GENEL seçimin ülkedeki siyasi aktörler açısından getirdiği belki
en önemli sonuç, herkesi rasyonel olmak zorunda bırakması oldu.
Seçimin üzerinden iki ay geçti ve görünen, Cumhurbaşkanı Recep
Tayyip Erdoğan'dan AK Parti yönetimine, CHP'den MHP ve HDP'ye kadar
bütün önemli siyasi aktörlerin hâlâ rasyonel olmaya şu kadar veya
bu kadar direnmekte olduğunu görüyoruz.
Seçimin ardından ortaya çıkan Meclis aritmetiği, bir koalisyonu
zorunlu kılıyor.
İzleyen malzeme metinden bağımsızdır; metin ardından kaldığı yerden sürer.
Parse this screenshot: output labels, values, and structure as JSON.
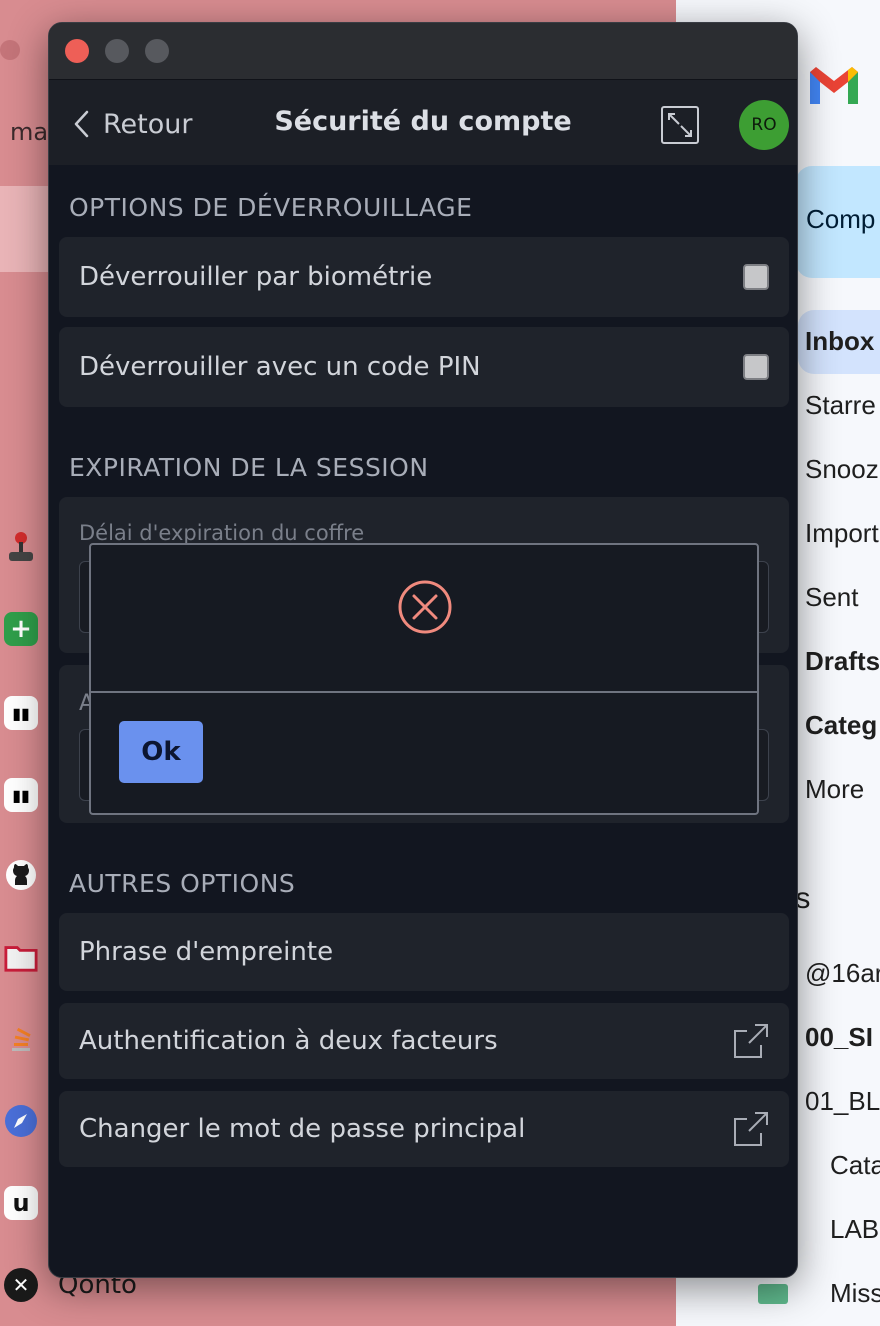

Koalisyon, kimsenin birinci tercihi değil; yapılan
siyasi yarışmanın doğası gereği olamaz da. Ve koalisyon, içine
katılan partilere ister istemez bir maliyet çıkarır.
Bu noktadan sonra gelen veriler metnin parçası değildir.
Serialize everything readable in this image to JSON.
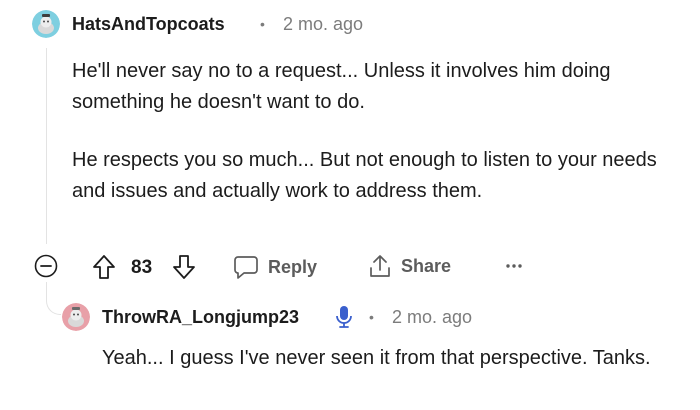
{
  "comment": {
    "username": "HatsAndTopcoats",
    "separator": "•",
    "timestamp": "2 mo. ago",
    "paragraphs": [
      "He'll never say no to a request... Unless it involves him doing something he doesn't want to do.",
      "He respects you so much... But not enough to listen to your needs and issues and actually work to address them."
    ],
    "vote_count": "83",
    "reply_label": "Reply",
    "share_label": "Share",
    "avatar_color": "#7ecfe0"
  },
  "reply": {
    "username": "ThrowRA_Longjump23",
    "separator": "•",
    "timestamp": "2 mo. ago",
    "text": "Yeah... I guess I've never seen it from that perspective. Tanks.",
    "avatar_color": "#e8a0a8",
    "badge_icon": "microphone-icon",
    "badge_color": "#3a5fcd"
  },
  "icons": {
    "collapse": "minus-circle-icon",
    "upvote": "arrow-up-icon",
    "downvote": "arrow-down-icon",
    "reply": "speech-bubble-icon",
    "share": "share-icon",
    "more": "ellipsis-icon"
  }
}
Aynı Meclis aritmetiğinin emrettiği bir başka gerçek, içinde AK
Parti'nin yer almadığı bir koalisyonun mümkün olmadığı.
Şu anda AK Parti ile CHP bir koalisyon ihtimalini 'keşfetme'ye
çalışıyor. İki partinin heyetlerini oluşturan 'kâşif'ler uzun bir
çalışma yaptılar, raporlarını genel başkanlarına sunacaklar.
Benim edindiğim izlenim, bu keşif çalışmalarının CHP'deki AK
Parti'ye (ve hatta giderek siyaset kurumunun kendisine) yönelik
güvensizliği gideremediği... Çünkü CHP heyeti akla gelecek ve
gelemeyecek pek çok kritik konuyu siyaset dışına, 'bağımsız
kurul'lara veya 'uzman bürokrasi'ye devretme arzusunu
belirtmiş.
Bu itirazlarının bir kısmında CHP haklı büyük olasılıkla; 2001
reformlarıyla oluşan özerk kurumların pek çoğu bugün iktidar
güdümünde; bunların sahiden uzman ve özerk kurumlar olmasının
sağlanması restorasyon gereği. Öte yandan bu dönemde gelir
idaresinin ve vergi denetimlerinin de siyasi amaçlarla
kullanıldığını gördük, Türkiye'nin gelir idaresini de siyasi
kaygıların ötesine taşıyacak bir yapılanmaya gitmesi gerekir. Ama
CHP anlaşılan burada da durmuyor, dış politikadan ulusal güvenliğe,
yatırımlardan hazine yönetimine kadar pek çok konuyu da siyasetin
alanının dışına çıkarmayı öneriyor.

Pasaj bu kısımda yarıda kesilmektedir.